Nie lekceważ potęgi switcha.
Mniemam, iż postacie chłopców odnoszą się do miłośników/zwolenników poszczególnych urządzeń gamingowych, bo PC-ty i Xboksy są chyba w jednym zespole zważywszy na Game Pass Microsoftu, który jest korzystny dla obu tych platform.
A podsumowując komiks: Jak zawsze piękna stylistyka i dość zabawna, jeśli chodzi o satyryczny wydźwięk komiksu i kontekst, który można odczytać.
Nie lekceważ potęgi switcha.
dlaczego każdy twój post na tym forum wygląda jakbyś pisał pracę domową do podstawówki?
Są jeszcze inne konsole, które obecnie żyją a nie stanowią eksponatów muzealnych? A dobra po twoim zedytowaniu komentarza wszystko stało się jasne, bo myślałem, że chodziło ci o inne konsole pozostałych firm znane z poprzednich generacji.
Prawda, ale jak ich przedstawić? W postaci chłopca lub dziewczynki z tabletem lub smartfonem albo w koszulce z podobizną smartfona? Chociaż coś czuję, że pozostali by ich ignorowali.
To raczej nastolatków-niewolników portali społecznościowych przedstawiałoby się jako zombie.
Prawda, ale jak ich przedstawić?
Może zapatrzonych w telefon, i wchodzących pod jadący samochód?
A nie łatwiej już po prostu pokazać cmentarz?
Świetne, piękne stylistycznie i idealnie pokazuje poziom tej „wojny”.
Genialne w swojej prostocie, a co do Nintendo to czasy walki trzech gigantów zakończyły się na Wii. Potem N zaczęło iść swoją drogą, założyło własną piaskownicę i żyje swoim własnym życiem. Dla mnie to zresztą na plus, bo to jedyny sprzęt mimo że nowocześniejszy niż starsze konsole ale nadal czuję w nim że jest to konsola a nie "komputer grający".

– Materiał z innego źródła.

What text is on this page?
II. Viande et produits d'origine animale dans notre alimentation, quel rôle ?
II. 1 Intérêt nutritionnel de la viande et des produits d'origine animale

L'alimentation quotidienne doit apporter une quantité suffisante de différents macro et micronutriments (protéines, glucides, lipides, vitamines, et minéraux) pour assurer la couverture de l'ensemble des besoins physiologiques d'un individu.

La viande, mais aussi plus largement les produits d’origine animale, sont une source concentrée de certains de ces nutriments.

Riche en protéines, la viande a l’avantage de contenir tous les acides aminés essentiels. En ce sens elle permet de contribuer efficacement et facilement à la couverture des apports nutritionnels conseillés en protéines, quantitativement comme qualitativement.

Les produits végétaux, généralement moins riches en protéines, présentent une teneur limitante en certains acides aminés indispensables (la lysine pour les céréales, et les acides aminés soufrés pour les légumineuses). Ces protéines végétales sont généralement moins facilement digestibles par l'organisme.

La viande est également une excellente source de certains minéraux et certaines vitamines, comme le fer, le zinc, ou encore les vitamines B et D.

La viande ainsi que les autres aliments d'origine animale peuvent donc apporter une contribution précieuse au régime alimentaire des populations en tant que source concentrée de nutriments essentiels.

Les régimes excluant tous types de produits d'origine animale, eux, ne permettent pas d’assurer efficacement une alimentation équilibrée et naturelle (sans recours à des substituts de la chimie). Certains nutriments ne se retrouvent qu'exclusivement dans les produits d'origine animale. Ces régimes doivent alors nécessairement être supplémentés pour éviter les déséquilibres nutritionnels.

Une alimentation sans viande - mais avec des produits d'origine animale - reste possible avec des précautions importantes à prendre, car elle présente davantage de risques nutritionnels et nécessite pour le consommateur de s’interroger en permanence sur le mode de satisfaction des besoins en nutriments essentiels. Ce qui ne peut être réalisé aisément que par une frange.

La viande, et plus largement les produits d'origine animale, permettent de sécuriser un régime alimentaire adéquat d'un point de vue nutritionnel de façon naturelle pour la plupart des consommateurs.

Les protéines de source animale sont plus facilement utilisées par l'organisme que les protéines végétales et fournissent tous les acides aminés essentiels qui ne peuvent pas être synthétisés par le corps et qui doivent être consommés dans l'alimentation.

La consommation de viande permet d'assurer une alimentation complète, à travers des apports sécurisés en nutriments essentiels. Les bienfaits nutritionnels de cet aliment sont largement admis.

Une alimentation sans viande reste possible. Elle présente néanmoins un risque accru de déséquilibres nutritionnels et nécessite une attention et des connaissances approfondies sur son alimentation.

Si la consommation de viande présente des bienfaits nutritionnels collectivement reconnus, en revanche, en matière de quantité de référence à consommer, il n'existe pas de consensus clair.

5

ta wojna konsol się chyba nigdy nie skończy :/
kreska ładna.
Nie rozumiem tych wojen. Od zawsze jestem pecetowcem i mam gdzieś nq czym kto gra. Sam sobie niedługo będę ps4 kupować bo używane ładnie staniały
Nie rozumiem tych wojen, ale zdaję sobie sprawę, że to dotyczy jedynie marginesu. Sam mam PC, wszystkie możliwe Xboxy, PS4 i pewnie wkróce kupię PS5. Coraz więcej deweloperów wprowadza cross-platformowe granie. Do niedawna słyszałem, że gracze PS ssą w Apex Legends. Teraz gramy razem, ramię w ramię i przyznaję, że wymiatają. Przegrywamy, wygrywamy, najważniejsze że jest zabawa. Szanujmy się, bo ten Świat jest wystarczająco zjeb**ny bez naszych mikro-wojenek.
Zmienia się, bo np. SEGA jako producent konsol gryzie już piach od spodu.